Sigrid Kendall, née Baroness Rüdt von Collenberg, was born in 1930 into the rarefied world of Central European aristocracy with all that title and wealth afforded—castles, estates, and hunting lodges throughout Germany, the Netherlands and Poland, idyllic playgrounds of nature, horseback riding, carriage rides, and nights at the opera.
Her childhood, however, coincided with the rise of Hitler, and by the time she was nine years old, her country was on the march toward Russia; one of her earlier family’s houses had been destroyed in the first Allied air raid; and her beloved father, an officer with the German cavalry, had been killed. Yet through a child’s eyes, Germany was home and Hitler, with his mesmerizing radio voice, promising “a thousand years of peace,” seemed like the rightful leader.
Post-war Germany brought to her teenage self a different story, a different life—one of shame for the atrocities her country committed, and one in which the complete devastation of her country was the great equalizer among the people. The impact that those post-war years had on Kendall would have a lasting effect on her worldview: to question authority; to earn what you get; and to look out not only for others, but also for yourself.

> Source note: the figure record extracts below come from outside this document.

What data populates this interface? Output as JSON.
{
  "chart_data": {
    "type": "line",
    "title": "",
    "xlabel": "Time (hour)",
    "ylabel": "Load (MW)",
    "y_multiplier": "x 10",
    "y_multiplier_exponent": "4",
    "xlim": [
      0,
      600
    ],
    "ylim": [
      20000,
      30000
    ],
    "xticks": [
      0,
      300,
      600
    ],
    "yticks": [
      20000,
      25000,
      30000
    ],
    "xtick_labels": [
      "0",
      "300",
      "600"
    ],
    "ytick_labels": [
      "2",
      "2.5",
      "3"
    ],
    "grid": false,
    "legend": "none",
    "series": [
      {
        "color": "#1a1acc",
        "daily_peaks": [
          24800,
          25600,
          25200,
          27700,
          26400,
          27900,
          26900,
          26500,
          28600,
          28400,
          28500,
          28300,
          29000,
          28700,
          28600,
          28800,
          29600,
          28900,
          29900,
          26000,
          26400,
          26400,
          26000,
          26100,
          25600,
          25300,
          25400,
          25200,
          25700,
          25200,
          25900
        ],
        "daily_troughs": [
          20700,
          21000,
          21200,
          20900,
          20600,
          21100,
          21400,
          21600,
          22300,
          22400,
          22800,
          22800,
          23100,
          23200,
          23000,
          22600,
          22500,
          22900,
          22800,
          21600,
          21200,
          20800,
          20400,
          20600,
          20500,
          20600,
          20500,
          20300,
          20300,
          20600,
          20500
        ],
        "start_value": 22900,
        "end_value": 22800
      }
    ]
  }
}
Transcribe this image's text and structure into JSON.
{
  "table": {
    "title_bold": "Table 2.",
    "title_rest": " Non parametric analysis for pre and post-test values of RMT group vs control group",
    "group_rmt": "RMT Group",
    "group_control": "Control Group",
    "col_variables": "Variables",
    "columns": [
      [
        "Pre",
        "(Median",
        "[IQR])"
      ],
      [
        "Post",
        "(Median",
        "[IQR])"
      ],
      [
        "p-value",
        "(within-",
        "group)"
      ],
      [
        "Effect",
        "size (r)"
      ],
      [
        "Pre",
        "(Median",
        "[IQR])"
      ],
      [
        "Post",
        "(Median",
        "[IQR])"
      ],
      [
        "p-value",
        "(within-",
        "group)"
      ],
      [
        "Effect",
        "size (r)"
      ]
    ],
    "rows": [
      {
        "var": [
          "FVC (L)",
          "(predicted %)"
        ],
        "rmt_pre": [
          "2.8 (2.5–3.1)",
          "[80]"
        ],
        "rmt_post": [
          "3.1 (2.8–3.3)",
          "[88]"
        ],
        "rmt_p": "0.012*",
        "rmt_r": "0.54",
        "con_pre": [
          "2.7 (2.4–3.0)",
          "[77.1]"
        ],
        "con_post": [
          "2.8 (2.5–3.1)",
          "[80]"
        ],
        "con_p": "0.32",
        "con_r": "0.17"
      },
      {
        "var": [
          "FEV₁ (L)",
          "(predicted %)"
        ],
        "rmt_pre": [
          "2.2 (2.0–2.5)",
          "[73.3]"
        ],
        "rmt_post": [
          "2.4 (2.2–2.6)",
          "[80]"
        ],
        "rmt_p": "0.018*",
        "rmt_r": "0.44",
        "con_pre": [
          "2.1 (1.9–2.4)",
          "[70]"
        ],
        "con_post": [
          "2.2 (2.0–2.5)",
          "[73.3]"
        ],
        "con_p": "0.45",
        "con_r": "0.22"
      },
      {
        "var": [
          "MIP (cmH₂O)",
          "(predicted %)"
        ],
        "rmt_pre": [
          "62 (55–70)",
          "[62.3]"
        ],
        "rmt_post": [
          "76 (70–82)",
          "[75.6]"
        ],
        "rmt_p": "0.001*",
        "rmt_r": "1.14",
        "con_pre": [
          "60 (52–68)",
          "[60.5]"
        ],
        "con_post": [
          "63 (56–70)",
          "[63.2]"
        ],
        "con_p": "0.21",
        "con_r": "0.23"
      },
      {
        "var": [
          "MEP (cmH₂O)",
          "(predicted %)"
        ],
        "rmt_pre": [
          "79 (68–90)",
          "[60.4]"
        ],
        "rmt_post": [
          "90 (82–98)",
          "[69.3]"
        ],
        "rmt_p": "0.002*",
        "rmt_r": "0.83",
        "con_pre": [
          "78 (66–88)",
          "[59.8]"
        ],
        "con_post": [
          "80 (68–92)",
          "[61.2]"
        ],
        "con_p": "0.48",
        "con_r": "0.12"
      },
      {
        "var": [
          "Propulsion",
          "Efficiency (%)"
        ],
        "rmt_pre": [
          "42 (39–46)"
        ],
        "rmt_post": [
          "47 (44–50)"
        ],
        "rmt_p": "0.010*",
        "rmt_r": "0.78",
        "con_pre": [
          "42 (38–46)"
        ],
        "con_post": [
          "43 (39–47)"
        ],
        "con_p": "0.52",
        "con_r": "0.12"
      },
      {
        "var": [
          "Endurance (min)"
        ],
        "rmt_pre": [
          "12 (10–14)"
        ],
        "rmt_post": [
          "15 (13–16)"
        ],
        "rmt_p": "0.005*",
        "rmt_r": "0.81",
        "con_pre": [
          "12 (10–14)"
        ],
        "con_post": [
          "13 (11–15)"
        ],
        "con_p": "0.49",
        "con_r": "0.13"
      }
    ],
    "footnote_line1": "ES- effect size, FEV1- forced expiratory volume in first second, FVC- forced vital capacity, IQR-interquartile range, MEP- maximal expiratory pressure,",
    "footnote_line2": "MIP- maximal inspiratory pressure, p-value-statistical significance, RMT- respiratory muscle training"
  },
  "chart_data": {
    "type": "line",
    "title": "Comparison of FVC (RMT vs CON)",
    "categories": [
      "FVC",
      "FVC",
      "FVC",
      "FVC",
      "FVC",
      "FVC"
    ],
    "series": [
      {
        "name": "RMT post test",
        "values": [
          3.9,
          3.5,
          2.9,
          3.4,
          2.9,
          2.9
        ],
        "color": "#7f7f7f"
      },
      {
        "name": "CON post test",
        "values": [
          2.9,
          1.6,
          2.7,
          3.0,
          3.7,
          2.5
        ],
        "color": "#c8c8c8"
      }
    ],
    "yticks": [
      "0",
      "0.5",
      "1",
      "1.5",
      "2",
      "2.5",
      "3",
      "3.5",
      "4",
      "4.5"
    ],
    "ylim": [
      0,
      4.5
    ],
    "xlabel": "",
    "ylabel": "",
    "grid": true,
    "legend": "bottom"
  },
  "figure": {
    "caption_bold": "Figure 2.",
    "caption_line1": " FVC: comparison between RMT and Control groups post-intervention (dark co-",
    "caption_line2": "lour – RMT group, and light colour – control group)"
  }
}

She carried this philosophy with her into a new life in America—immigrating at age twenty-three, newly wedded—and it kept her grounded, even as she fell in love for a second time and assumed the unlikely role of “corporate wife” upon marrying one of the most powerful corporate leaders in the United States. Her life suddenly became one filled with entertaining heads of state and traveling the world over. But for Kendall, her children would always come first and Germany would keep hold of her heart.
Narrated with candor and grace, My Many Lives is a deeply moving account of a remarkable life, fractured into so many lives with its unexpected turns, and the true importance of love, loyalty, and resilience.